After a few days’ rest, things like massages, light yoga, and physiotherapy or chiropractic/osteopathic treatments can also help the body to heal from muscular and spinal trauma. In addition, whether your injuries are minor or major, your mind-set will also have a big impact on how quickly you recover. Indeed, winning the mental battle can often tend to be one of the hardest parts of recovery.
Assess Psychological Trauma
It’s natural to feel anxious, stressed or worried about having been in a car accident. In fact, many people avoid getting behind the wheel or even into a vehicle again for some time after they have been involved in a crash. While many of these types of feelings can ease after some time and rest, for many people the psychological trauma of an accident stays with them long after their body has healed.
Some of the most common symptoms that show a crash has taken an emotional toll on you include worrying a lot; being unable to sleep; finding it hard to concentrate or to have enough energy to get through the day; feeling irritable, upset, angry, helpless, out-of-control or confused; or even keeping very active as a distraction. Some people can also find themselves feeling very unsociable and withdrawing from friends, colleagues and family members.
If you notice some or all of these symptoms occurring, it’s important that you get help to recover mentally and emotionally. Talking about your feelings and about the accident itself can make a positive difference to your frame of mind. You might like to talk to your loved ones, or seek help from a trained professional like a counsellor, psychiatrist or psychologist.
It also helps to get back to your pre-crash lifestyle as soon as you can. Go back to work, start socialising, and renew any interests that you enjoyed before the crash. As well, remember to take care of yourself. Eat healthily, get plenty of sleep, do some exercise, and avoid alcohol, drugs, cigarettes, excessive caffeine and any other toxins that can be harmful to the body, especially when it’s in recovery mode.

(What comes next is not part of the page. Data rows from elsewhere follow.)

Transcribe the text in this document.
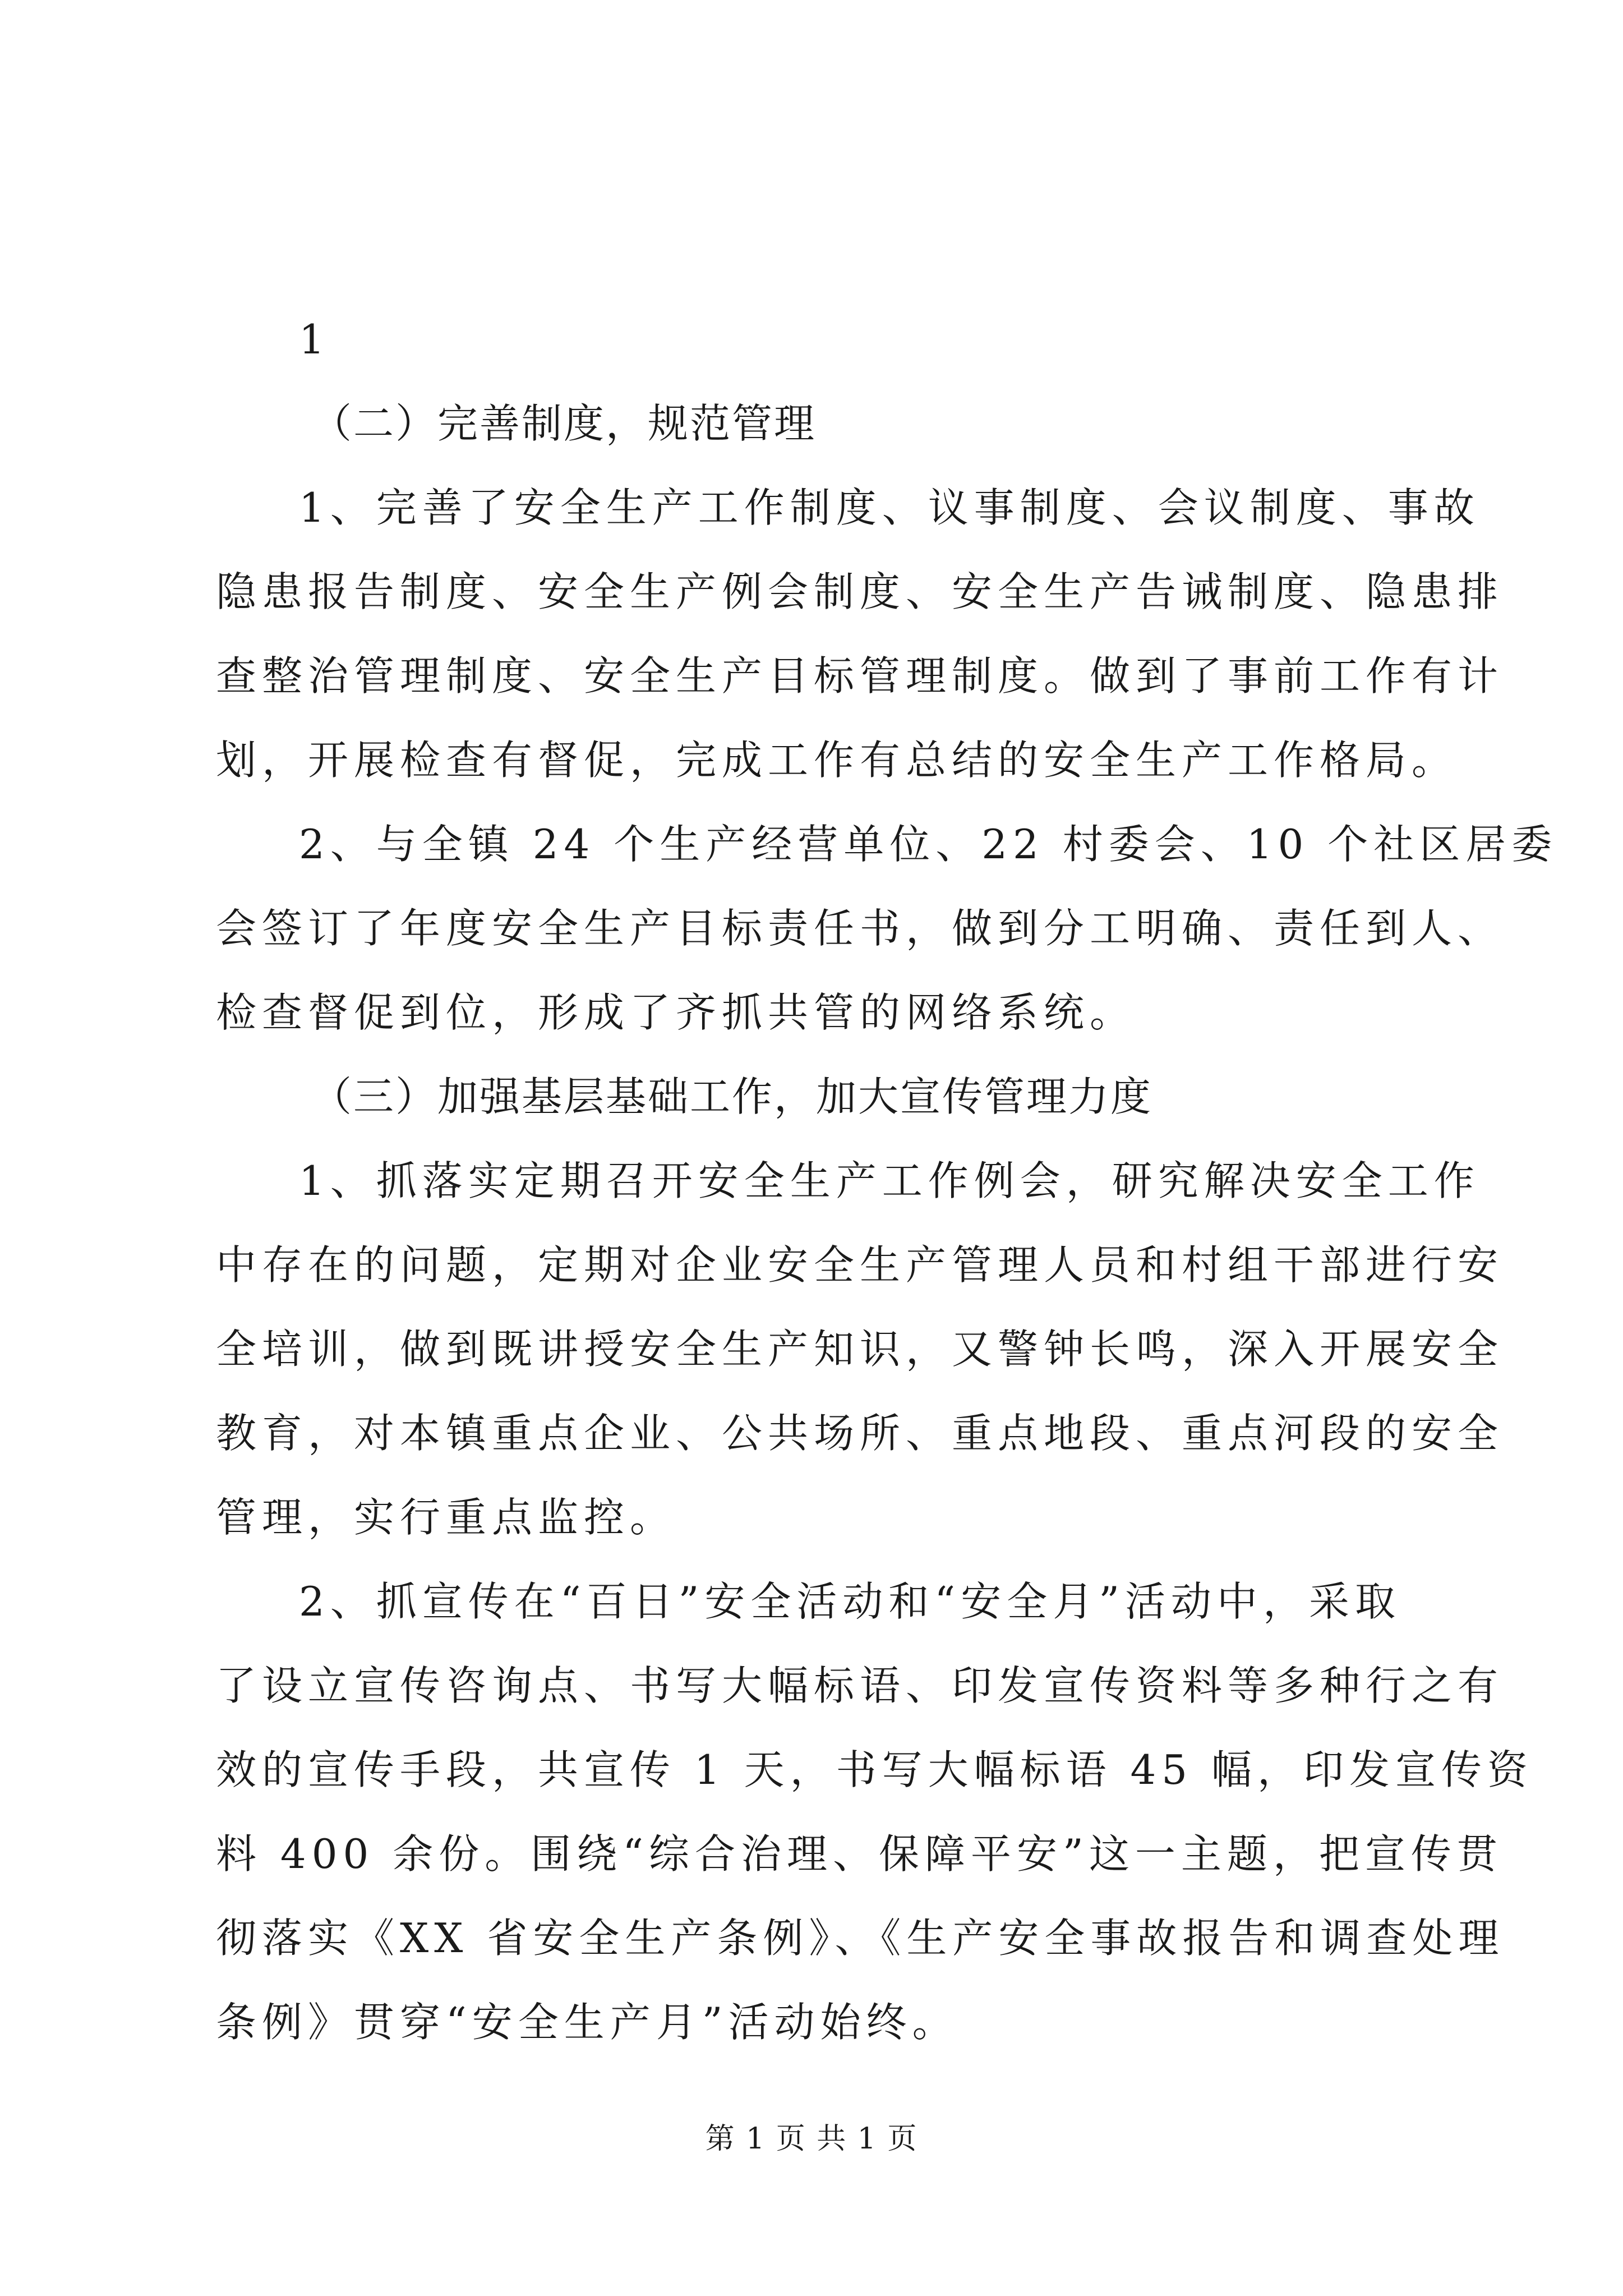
1
（二）完善制度，规范管理
1、完善了安全生产工作制度、议事制度、会议制度、事故
隐患报告制度、安全生产例会制度、安全生产告诫制度、隐患排
查整治管理制度、安全生产目标管理制度。做到了事前工作有计
划，开展检查有督促，完成工作有总结的安全生产工作格局。
2、与全镇 24 个生产经营单位、22 村委会、10 个社区居委
会签订了年度安全生产目标责任书，做到分工明确、责任到人、
检查督促到位，形成了齐抓共管的网络系统。
（三）加强基层基础工作，加大宣传管理力度
1、抓落实定期召开安全生产工作例会，研究解决安全工作
中存在的问题，定期对企业安全生产管理人员和村组干部进行安
全培训，做到既讲授安全生产知识，又警钟长鸣，深入开展安全
教育，对本镇重点企业、公共场所、重点地段、重点河段的安全
管理，实行重点监控。
2、抓宣传在“百日”安全活动和“安全月”活动中，采取
了设立宣传咨询点、书写大幅标语、印发宣传资料等多种行之有
效的宣传手段，共宣传 1 天，书写大幅标语 45 幅，印发宣传资
料 400 余份。围绕“综合治理、保障平安”这一主题，把宣传贯
彻落实《XX 省安全生产条例》、《生产安全事故报告和调查处理
条例》贯穿“安全生产月”活动始终。
第 1 页 共 1 页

If you find that anxiety and/or depressive signs don’t ease after around three months, or if you find you have symptoms that are stopping you from leading your normal life, consider seeking medical advice to combat the negative effects. You may be suffering from an anxiety disorder, such as post-traumatic stress disorder (PTSD). If this is the case, a trained professional can suggest a course of treatment. This could include regular counselling, deep breathing or meditative exercises, cognitive behavioural therapy, or sometimes even medication.